Soviet writer, journalist and actor (1903–1984)

Yuri Grigorievich Laptev (Юрий Григорьевич Лаптев; - 12 December 1984) was a Soviet writer, journalist and actor. He was a winner of the Stalin Prize in 1949.

Laptev was born in 1903 in Vyatka (now Kirov). In 1927, he graduated from film school, and between 1928 and 1931 he studied at the Moscow Higher Technical School. He worked as in the Soviet film industry in various capacities, as actor, editor and assistant director.
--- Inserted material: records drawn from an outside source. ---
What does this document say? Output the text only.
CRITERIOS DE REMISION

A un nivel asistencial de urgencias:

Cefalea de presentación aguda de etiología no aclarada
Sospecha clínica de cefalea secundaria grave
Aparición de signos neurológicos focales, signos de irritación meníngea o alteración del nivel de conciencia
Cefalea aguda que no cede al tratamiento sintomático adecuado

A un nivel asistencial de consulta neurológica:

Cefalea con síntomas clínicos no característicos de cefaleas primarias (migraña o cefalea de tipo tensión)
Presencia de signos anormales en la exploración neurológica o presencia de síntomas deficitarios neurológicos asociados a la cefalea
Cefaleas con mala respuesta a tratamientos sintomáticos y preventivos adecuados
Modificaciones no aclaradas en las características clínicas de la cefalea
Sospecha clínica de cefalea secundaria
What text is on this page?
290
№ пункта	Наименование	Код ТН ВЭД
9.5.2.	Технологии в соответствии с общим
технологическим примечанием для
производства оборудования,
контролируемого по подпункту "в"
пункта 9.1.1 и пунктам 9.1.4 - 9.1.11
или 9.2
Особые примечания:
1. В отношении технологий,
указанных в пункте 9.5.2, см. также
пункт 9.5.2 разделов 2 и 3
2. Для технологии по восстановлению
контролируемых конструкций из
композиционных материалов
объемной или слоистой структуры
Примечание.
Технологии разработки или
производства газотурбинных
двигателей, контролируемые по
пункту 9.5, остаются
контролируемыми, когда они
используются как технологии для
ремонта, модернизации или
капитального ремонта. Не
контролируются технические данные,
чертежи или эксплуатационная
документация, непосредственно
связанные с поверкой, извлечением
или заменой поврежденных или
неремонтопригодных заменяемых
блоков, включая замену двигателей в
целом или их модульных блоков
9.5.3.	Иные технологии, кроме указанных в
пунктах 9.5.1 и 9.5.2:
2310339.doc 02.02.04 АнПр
Writing from the 1920s onwards, his first story was published in 1942. He was an active participant in the Great Patriotic War from its inception in 1941; from 1942 he was a special correspondent for the Krasny Sokol newspaper of the 18th Air Army. His war experiences provided the fuel from short stories such as "Portrait of a Pilot" which was translated into English for an anthology of Soviet short stories published by Penguin. More broadly, his work deals with themes such as the Russian village before and after the war, life in collective farms, etc. These inspired some of his best-known stories such as "Zarya" and "Siberian Stitches".

Laptev worked at the Gorky Literary Institute until 1975. He died in Moscow in 1984.